Einen ähnlichen Stresstest hat die RBI auch für die Gruppe ohne Russland durchgeführt. Unter diesen Annahmen ist der Kapitalverzehr weitgehend unverändert, was die Widerstandsfähigkeit der RBI mit und ohne die russischen Tochtergesellschaften bestätigt, teilte die RBI mit. Hannes Mösenbacher, Chief Risk Officer der RBI und verantwortlich für die Durchführung des Stresstests, dazu: „Wir sind mit dem Ergebnis des Stresstests zufrieden, die Stärke unserer Bilanz und die Widerstandsfähigkeit unseres Geschäftsmodells wurde bekräftigt. Die Ergebnisse bestätigen auch, dass die RBI ohne das Russland-Geschäft ebenso widerstandsfähig ist.
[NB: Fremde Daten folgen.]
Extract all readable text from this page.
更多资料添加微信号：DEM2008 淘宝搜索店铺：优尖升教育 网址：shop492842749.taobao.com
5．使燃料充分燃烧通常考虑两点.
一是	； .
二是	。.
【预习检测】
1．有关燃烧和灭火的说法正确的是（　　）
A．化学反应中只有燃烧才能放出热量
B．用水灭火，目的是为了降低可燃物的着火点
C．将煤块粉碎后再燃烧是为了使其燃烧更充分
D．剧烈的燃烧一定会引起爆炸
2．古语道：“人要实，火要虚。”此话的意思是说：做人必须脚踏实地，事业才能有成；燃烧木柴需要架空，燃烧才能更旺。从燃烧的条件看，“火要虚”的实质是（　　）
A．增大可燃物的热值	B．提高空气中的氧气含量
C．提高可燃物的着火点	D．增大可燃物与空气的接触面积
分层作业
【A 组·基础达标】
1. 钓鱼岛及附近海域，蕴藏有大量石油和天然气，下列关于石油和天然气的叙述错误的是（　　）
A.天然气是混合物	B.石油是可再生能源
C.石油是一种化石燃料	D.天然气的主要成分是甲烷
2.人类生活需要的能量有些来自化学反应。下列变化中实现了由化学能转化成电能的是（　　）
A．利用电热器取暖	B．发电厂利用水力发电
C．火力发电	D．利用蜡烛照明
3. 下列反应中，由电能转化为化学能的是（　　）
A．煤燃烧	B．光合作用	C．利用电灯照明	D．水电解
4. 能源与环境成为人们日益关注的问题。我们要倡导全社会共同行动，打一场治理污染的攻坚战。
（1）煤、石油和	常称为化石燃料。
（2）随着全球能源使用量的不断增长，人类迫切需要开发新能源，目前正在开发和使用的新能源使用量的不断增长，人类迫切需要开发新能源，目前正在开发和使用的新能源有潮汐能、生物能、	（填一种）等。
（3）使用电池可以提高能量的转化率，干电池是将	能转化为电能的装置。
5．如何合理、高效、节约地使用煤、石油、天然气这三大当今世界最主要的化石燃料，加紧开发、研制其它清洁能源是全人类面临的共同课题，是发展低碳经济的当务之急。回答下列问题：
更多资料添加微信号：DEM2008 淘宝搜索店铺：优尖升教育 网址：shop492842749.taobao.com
Das Ergebnis dieses Stresstests unterstreicht die Solidität des RBI-Konzerns.“

Als einzige Raiffeisen-Landesbank wurde die RLB Oberösterreich von der EZB als „signifikantes“ Institut der Währungsunion eingestuft und nun neuerlich einem EU-weiten Stresstest unterzogen. Das Ergebnis zeigt, dass die RLB OÖ auch im schweren Stress-Szenario (adverse scenario) eine robuste Kernkapitalausstattung vorweisen kann. „Die Ergebnisse dieses intensiven Gesundheitschecks unterstreichen, dass die Raiffeisenlandesbank OÖ nicht nur sehr solide und nachhaltig agiert, sondern auch, dass sie für die Zukunft optimal aufgestellt ist. Die Raiffeisenlandesbank OÖ erfüllt höchste internationale Standards und ist damit in der Lage, ihre Kundinnen und Kunden weiterhin intensiv servicieren und begleiten zu können. Unser Anspruch ist dabei, ein nachhaltiges, qualitativ hochwertiges Wachstum zu generieren“, so Generaldirektor Heinrich Schaller.